Roasted Tomato + Pepper Salsa

Ingredients: 

  • 4 Roma tomatoes (they’re mid-sized, so they work best); ripe or overripe 
  • ½ container of red cherry tomatoes 
  • ½ container of sungold cherry tomatoes (or full container and skip red cherry tomatoes) 
  • 3–4 Habanero peppers 
  • 2 Serrano peppers; jalapeños work as well, but are less spicy
  • 2 cloves of garlic (they are the small pieces you separate from the bulb of garlic) 
  • 2 onions (yellow, red, or white; my preference is yellow or red) 
  • 1 tangerine 
  • 1 lime 
  • Salt + black pepper 

Tools: 

  • Baking sheet WITH LIP (has to have this in case the veggies burst while roasting) 
  • Immersion blender (hand blender; not the same as a hand mixer) OR standard blender, though that is messier and more complicated 
  • Aluminum foil 
  • Cooking spray 
  • Large bowl for blending cooked ingredients (metal bowl highly recommended)
  • Cutting board 
  • Knife 
  • Spoons (large for scooping; small for tasting)

Instructions: 

  • Turn the oven on to BROIL. This blisters the veggies, adding flavor. 
  • Prepare your baking sheet by covering it completely with one sheet of aluminum foil. Make sure the foil is long enough to cover the sides of the pan. 
  • Spray the aluminum foil generously with cooking spray; this prevents the veggies from sticking while cooking. 
  • Wash and cut all of the vegetables in half; you may need to cut the Roma tomatoes into fourths.

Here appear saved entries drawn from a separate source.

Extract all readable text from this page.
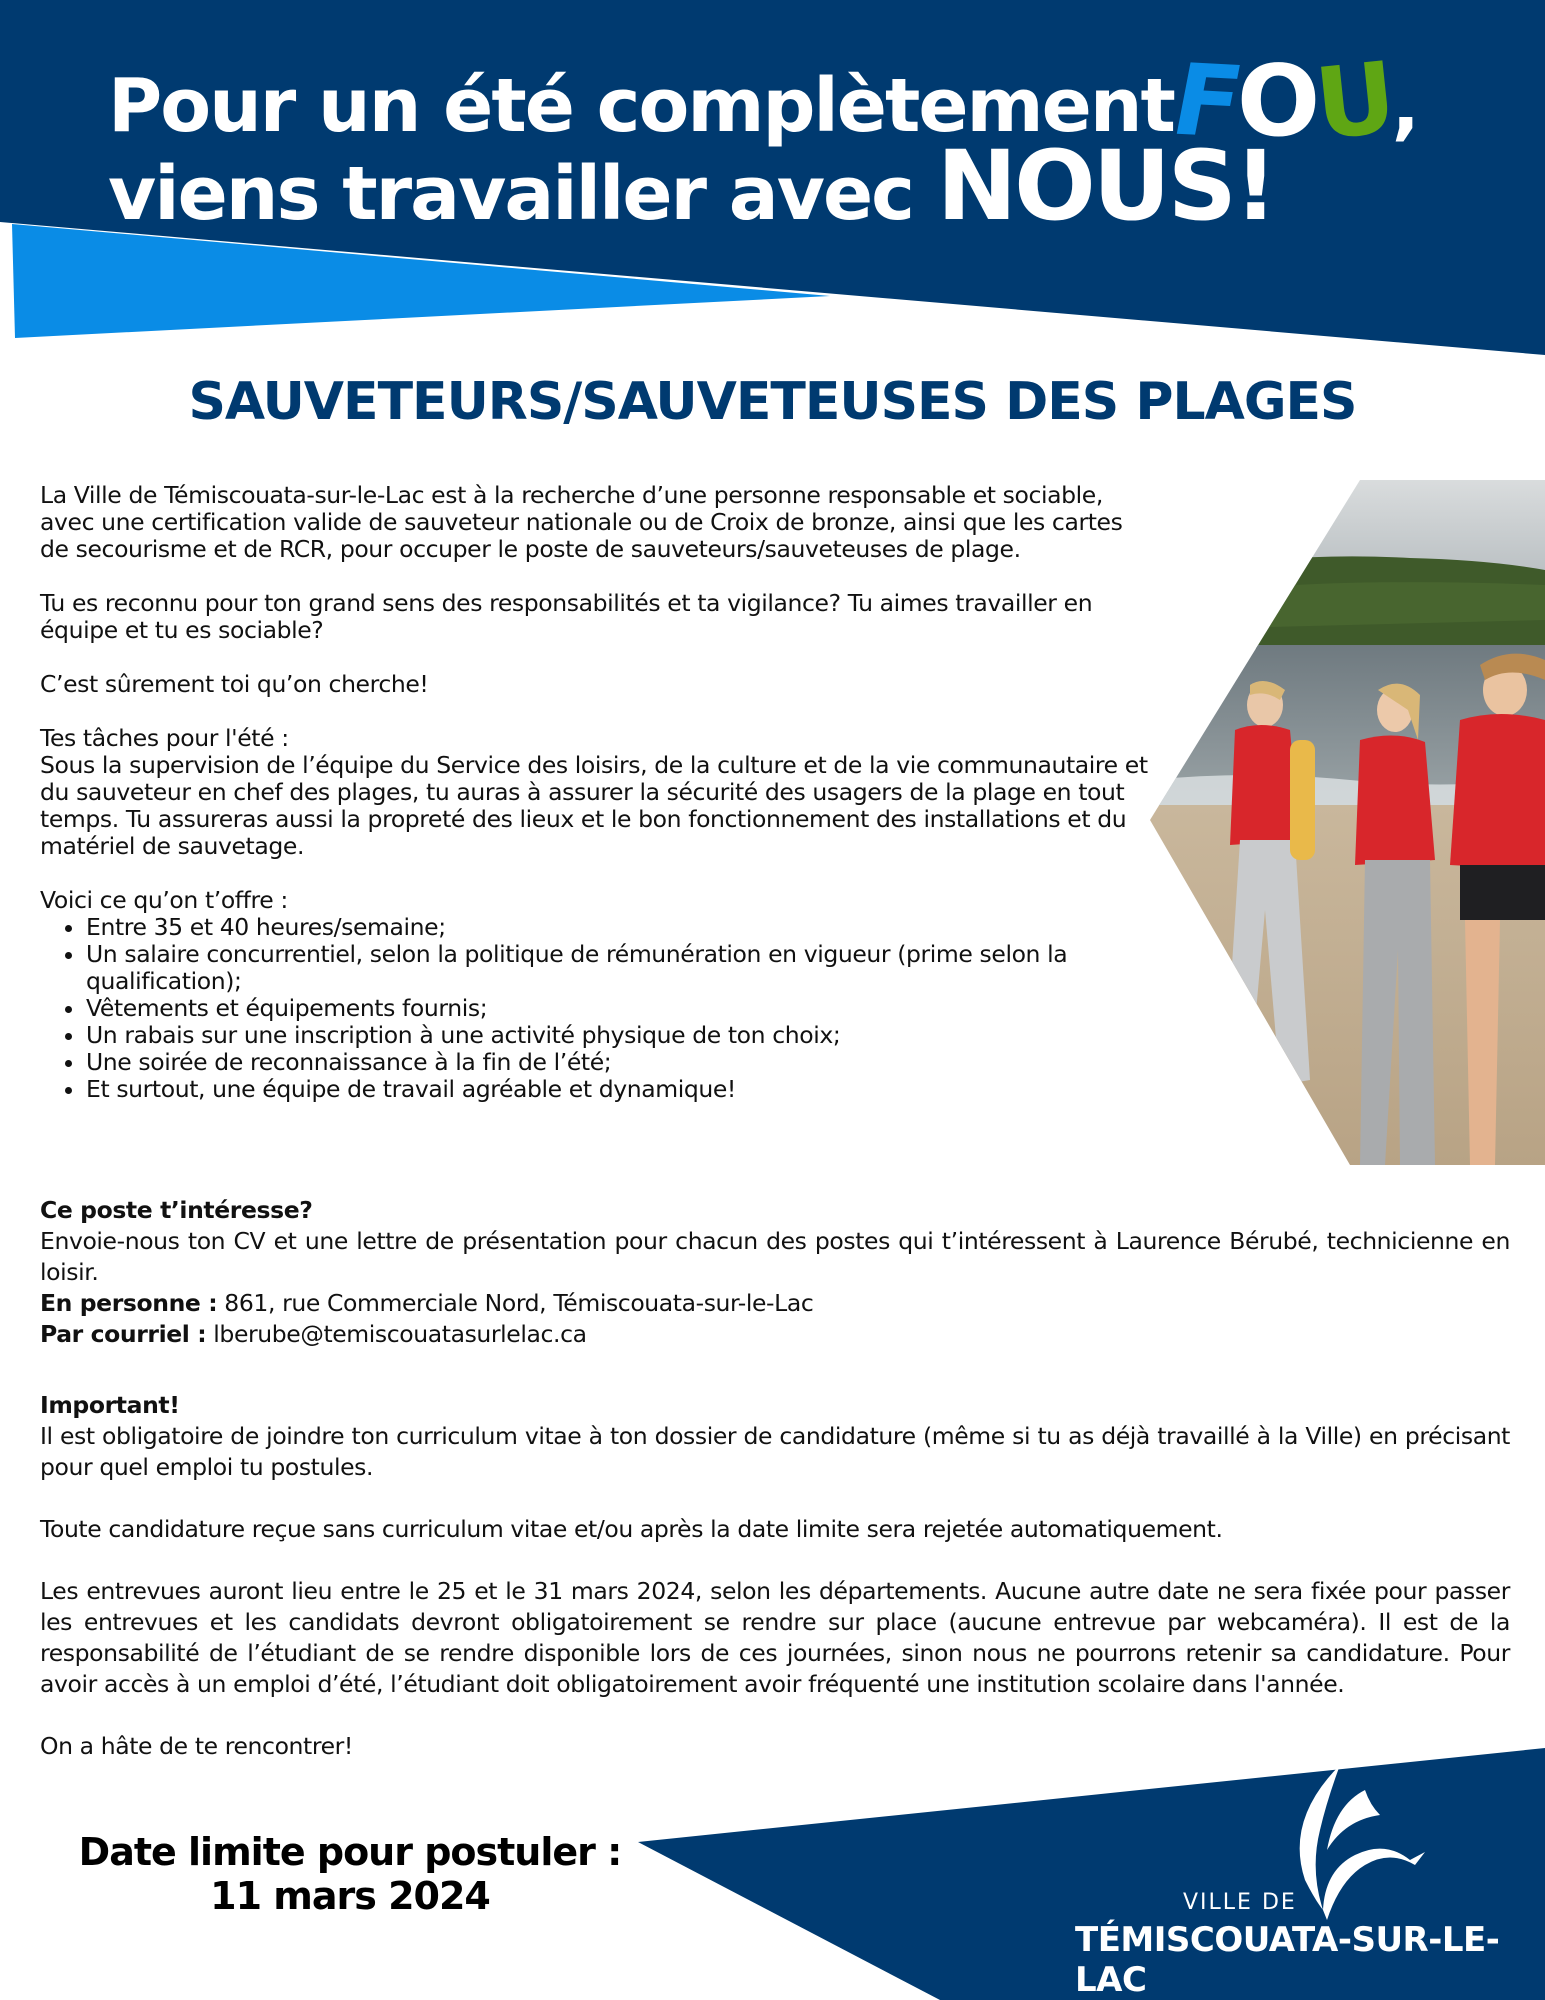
Pour un été complètementFOU,
viens travailler avec NOUS!
SAUVETEURS/SAUVETEUSES DES PLAGES

La Ville de Témiscouata-sur-le-Lac est à la recherche d’une personne responsable et sociable, avec une certification valide de sauveteur nationale ou de Croix de bronze, ainsi que les cartes de secourisme et de RCR, pour occuper le poste de sauveteurs/sauveteuses de plage.

Tu es reconnu pour ton grand sens des responsabilités et ta vigilance? Tu aimes travailler en équipe et tu es sociable?

C’est sûrement toi qu’on cherche!

Tes tâches pour l'été :
Sous la supervision de l’équipe du Service des loisirs, de la culture et de la vie communautaire et du sauveteur en chef des plages, tu auras à assurer la sécurité des usagers de la plage en tout temps. Tu assureras aussi la propreté des lieux et le bon fonctionnement des installations et du matériel de sauvetage.

Voici ce qu’on t’offre :
• Entre 35 et 40 heures/semaine;
• Un salaire concurrentiel, selon la politique de rémunération en vigueur (prime selon la qualification);
• Vêtements et équipements fournis;
• Un rabais sur une inscription à une activité physique de ton choix;
• Une soirée de reconnaissance à la fin de l’été;
• Et surtout, une équipe de travail agréable et dynamique!

Ce poste t’intéresse?

Envoie-nous ton CV et une lettre de présentation pour chacun des postes qui t’intéressent à Laurence Bérubé, technicienne en loisir.

En personne : 861, rue Commerciale Nord, Témiscouata-sur-le-Lac

Par courriel : lberube@temiscouatasurlelac.ca

Important!

Il est obligatoire de joindre ton curriculum vitae à ton dossier de candidature (même si tu as déjà travaillé à la Ville) en précisant pour quel emploi tu postules.

Toute candidature reçue sans curriculum vitae et/ou après la date limite sera rejetée automatiquement.

Les entrevues auront lieu entre le 25 et le 31 mars 2024, selon les départements. Aucune autre date ne sera fixée pour passer les entrevues et les candidats devront obligatoirement se rendre sur place (aucune entrevue par webcaméra). Il est de la responsabilité de l’étudiant de se rendre disponible lors de ces journées, sinon nous ne pourrons retenir sa candidature. Pour avoir accès à un emploi d’été, l’étudiant doit obligatoirement avoir fréquenté une institution scolaire dans l'année.

On a hâte de te rencontrer!

Date limite pour postuler :
11 mars 2024	VILLE DE
TÉMISCOUATA-SUR-LE-LAC
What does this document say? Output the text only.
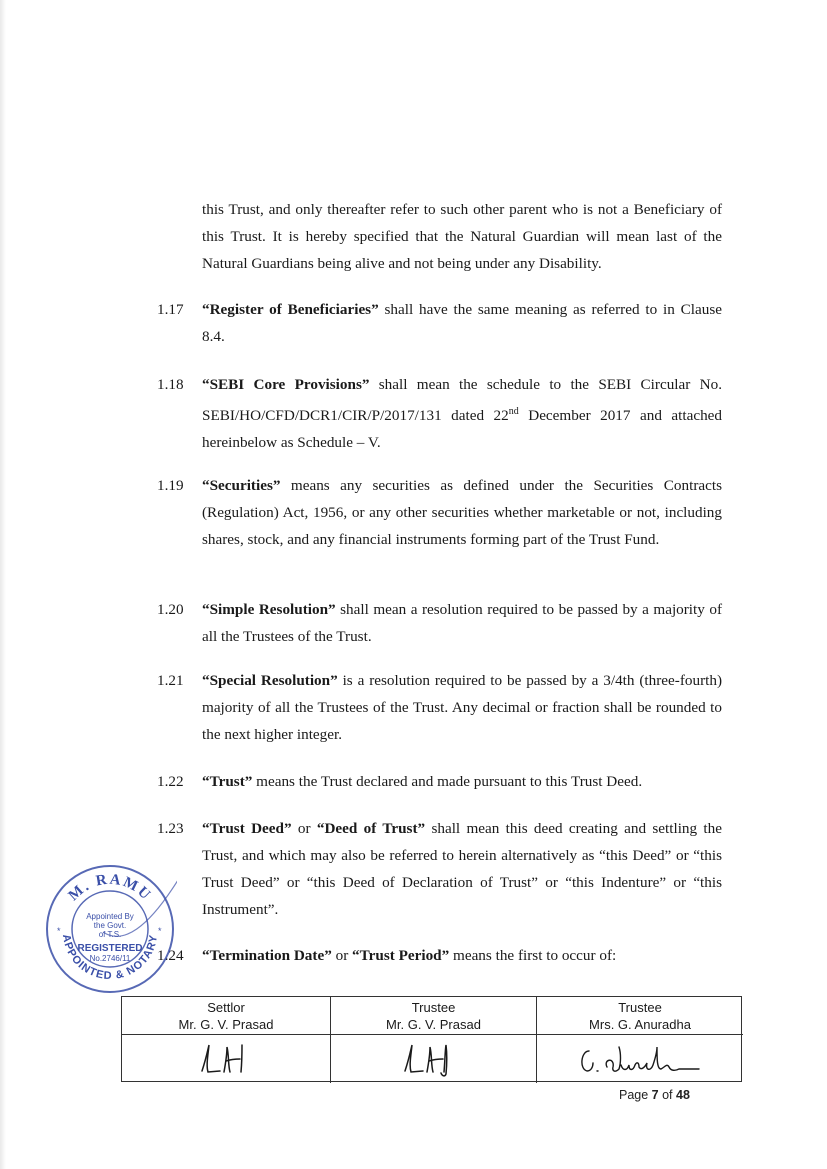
this Trust, and only thereafter refer to such other parent who is not a Beneficiary of this Trust. It is hereby specified that the Natural Guardian will mean last of the Natural Guardians being alive and not being under any Disability.
1.17	“Register of Beneficiaries” shall have the same meaning as referred to in Clause 8.4.
1.18	“SEBI Core Provisions” shall mean the schedule to the SEBI Circular No. SEBI/HO/CFD/DCR1/CIR/P/2017/131 dated 22nd December 2017 and attached hereinbelow as Schedule – V.
1.19	“Securities” means any securities as defined under the Securities Contracts (Regulation) Act, 1956, or any other securities whether marketable or not, including shares, stock, and any financial instruments forming part of the Trust Fund.
1.20	“Simple Resolution” shall mean a resolution required to be passed by a majority of all the Trustees of the Trust.
1.21	“Special Resolution” is a resolution required to be passed by a 3/4th (three-fourth) majority of all the Trustees of the Trust. Any decimal or fraction shall be rounded to the next higher integer.
1.22	“Trust” means the Trust declared and made pursuant to this Trust Deed.
1.23	“Trust Deed” or “Deed of Trust” shall mean this deed creating and settling the Trust, and which may also be referred to herein alternatively as “this Deed” or “this Trust Deed” or “this Deed of Declaration of Trust” or “this Indenture” or “this Instrument”.
1.24	“Termination Date” or “Trust Period” means the first to occur of:
M. RAMU
APPOINTED & NOTARY
Appointed By
the Govt.
of T.S.
REGISTERED
No.2746/11
*	*
Settlor
Mr. G. V. Prasad
Trustee
Mr. G. V. Prasad
Trustee
Mrs. G. Anuradha
Page 7 of 48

Make sure to cut off any stems on peppers and remove the skins from onions. 
  • Place the vegetables strategically on the baking sheet so they fit. It’s ok if they are squished together; they’re going to be blended anyway. 
  • Place your pan in the oven and put the timer on for approx. 13 minutes. After this time, check to see if they are blistering (skins getting a little charred). If yes, remove. If not, keep in for another 3-5 minutes. 
  • Remove your pan + scoop all of the vegetables into the mixing bowl 
  • Using an immersion blender; blend all of the vegetables together until they have “salsa consistency” 
  • Cut your lime and your tangerine; squeeze one half of each into the salsa mixture 
  • Add a generous amount of salt and black pepper 
  • If it tastes good to you (combo of spicy, sour, zesty, and sweet), then you’re done! If not, add other halves of lime and tangerine + more salt and pepper to taste 

Eat hot or cold with tortilla chips. Keeps (in a sealed container, refrigerated) about 2 weeks!